Using either and neither

Either means one or the other of two. Neither means not either. Both either and neither are used to talk about two people or things. To talk about more than two people or things, we use none.

Study the following examples.

She has two kids. I haven’t seen either of them.

Neither of the keys would open the door.

She is a post graduate in history and political science. She can teach either of these subjects.

Neither of the watchmen was at his post. That’s how thieves broke into the premise.

There are two rooms on the upper floor. But there is no air-conditioning in either room.

Both of them knew the truth, but neither of them told me anything.

You can go by the front or the back door. Neither of them is closed now.

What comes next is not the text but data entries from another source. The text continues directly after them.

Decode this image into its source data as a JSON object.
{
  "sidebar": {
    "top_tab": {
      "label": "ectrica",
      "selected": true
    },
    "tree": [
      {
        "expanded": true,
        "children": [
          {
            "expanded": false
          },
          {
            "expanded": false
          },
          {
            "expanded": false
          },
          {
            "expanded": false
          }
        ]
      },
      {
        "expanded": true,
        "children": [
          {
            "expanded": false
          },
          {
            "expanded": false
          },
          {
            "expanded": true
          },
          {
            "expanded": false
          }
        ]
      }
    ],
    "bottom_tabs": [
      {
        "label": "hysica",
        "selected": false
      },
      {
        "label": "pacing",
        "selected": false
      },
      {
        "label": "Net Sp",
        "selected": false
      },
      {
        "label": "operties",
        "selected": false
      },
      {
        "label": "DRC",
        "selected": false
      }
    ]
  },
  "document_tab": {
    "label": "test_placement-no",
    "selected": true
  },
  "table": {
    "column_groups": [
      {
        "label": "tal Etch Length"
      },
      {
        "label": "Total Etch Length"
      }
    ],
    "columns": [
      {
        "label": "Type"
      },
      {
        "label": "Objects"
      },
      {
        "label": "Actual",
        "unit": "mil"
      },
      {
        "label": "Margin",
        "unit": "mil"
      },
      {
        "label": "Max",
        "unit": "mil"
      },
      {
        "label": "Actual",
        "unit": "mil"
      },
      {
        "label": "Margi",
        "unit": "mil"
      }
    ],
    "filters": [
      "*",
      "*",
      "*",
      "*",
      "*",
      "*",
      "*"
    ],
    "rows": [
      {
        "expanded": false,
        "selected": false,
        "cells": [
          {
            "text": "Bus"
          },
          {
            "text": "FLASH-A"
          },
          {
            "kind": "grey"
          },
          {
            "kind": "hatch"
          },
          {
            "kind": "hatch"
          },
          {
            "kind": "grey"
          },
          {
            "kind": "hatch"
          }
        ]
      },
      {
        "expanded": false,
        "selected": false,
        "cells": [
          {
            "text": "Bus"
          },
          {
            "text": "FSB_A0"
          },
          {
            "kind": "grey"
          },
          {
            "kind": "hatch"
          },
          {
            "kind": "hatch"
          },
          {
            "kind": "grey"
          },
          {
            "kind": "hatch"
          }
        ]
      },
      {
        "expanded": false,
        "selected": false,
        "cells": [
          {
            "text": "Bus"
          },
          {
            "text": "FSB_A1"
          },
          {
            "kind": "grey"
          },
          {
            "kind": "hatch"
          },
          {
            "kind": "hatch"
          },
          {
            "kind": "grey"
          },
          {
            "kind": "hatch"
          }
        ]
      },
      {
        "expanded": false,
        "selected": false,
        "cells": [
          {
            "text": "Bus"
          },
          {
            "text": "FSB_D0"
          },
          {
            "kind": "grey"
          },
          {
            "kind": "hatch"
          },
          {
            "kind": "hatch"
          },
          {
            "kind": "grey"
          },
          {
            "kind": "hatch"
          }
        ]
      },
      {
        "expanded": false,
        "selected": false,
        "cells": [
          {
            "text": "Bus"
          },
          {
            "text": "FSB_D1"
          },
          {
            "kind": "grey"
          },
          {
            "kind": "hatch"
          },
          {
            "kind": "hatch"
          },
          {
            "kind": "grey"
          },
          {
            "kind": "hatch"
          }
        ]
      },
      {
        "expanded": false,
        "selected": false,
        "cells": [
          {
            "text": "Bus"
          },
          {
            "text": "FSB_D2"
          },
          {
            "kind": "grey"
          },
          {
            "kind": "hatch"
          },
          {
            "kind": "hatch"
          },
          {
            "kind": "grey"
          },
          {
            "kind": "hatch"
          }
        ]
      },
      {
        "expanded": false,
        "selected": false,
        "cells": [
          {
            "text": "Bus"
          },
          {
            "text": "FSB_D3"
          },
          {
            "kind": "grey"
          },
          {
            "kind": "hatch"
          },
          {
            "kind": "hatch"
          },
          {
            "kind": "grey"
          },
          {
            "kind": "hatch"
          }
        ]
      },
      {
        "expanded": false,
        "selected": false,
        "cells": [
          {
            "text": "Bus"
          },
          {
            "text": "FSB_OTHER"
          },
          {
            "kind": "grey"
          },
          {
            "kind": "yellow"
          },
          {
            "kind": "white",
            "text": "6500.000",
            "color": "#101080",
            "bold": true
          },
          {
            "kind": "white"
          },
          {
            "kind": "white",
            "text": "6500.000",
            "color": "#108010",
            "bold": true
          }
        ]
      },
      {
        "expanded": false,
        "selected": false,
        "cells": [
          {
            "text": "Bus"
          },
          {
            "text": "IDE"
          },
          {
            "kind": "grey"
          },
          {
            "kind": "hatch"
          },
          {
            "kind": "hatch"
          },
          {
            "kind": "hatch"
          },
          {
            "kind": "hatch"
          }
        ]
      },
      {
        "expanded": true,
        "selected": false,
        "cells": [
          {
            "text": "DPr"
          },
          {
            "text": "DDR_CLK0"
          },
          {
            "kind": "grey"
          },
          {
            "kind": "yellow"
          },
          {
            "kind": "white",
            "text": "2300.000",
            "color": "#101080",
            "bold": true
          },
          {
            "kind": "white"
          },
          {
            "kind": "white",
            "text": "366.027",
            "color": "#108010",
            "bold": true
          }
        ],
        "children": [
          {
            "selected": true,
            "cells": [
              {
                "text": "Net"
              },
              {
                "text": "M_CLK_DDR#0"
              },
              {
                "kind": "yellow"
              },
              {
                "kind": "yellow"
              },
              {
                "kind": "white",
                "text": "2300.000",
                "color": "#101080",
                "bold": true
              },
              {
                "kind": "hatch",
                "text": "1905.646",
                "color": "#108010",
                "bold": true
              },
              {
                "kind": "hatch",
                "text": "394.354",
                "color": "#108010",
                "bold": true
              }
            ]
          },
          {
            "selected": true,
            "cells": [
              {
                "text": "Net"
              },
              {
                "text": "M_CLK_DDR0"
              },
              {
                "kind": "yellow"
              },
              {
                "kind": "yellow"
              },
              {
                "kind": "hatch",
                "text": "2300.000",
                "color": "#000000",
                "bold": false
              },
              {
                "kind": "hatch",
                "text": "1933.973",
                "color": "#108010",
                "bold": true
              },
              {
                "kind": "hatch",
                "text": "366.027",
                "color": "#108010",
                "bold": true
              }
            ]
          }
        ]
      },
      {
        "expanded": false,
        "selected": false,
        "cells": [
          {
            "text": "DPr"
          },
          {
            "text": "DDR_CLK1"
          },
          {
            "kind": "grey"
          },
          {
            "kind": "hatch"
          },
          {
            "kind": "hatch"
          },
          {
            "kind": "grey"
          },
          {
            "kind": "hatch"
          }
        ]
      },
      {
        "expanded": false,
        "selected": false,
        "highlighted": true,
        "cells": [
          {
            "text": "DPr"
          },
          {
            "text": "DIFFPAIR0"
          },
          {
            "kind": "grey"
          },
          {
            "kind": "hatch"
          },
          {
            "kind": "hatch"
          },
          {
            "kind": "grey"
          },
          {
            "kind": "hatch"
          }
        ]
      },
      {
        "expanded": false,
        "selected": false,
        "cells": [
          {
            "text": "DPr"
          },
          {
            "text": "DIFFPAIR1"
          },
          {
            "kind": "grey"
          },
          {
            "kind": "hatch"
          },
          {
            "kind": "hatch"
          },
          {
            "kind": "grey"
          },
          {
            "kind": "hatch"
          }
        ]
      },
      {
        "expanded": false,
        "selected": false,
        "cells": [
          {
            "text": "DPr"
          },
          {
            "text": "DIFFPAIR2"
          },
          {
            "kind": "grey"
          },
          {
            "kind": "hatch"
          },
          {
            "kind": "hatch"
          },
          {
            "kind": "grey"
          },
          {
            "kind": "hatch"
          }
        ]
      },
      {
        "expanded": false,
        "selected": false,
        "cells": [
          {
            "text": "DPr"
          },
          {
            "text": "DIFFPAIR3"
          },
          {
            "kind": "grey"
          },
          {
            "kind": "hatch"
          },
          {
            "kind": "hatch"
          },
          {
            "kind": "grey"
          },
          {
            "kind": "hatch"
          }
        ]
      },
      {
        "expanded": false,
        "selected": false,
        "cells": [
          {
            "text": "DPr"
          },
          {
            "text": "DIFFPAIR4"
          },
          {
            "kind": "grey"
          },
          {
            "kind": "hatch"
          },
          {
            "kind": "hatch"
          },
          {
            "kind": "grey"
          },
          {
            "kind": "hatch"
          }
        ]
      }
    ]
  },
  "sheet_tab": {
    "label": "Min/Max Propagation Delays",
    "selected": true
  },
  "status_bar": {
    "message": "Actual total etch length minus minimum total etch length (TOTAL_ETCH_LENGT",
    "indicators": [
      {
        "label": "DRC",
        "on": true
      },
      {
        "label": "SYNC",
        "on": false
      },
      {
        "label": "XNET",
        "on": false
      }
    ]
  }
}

We have some bread and some cornflakes. You can take either.

Neither of my brothers is married.


We use a plural noun after either of and neither of. But the verb has to be singular.

Neither of them is here. (NOT Neither of them are here.)

Not either

This structure is used to make a negative addition to a negative statement.

Susan isn’t coming. Mary isn’t coming either.

He doesn’t like coffee. He doesn’t like tea either.

He doesn’t smoke. He doesn’t drink either.

Peter didn’t come. Mary didn’t either.

We can express the same ideas using neither

He doesn’t smoke. Neither does he drink.

Peter didn’t come. Neither did Mary.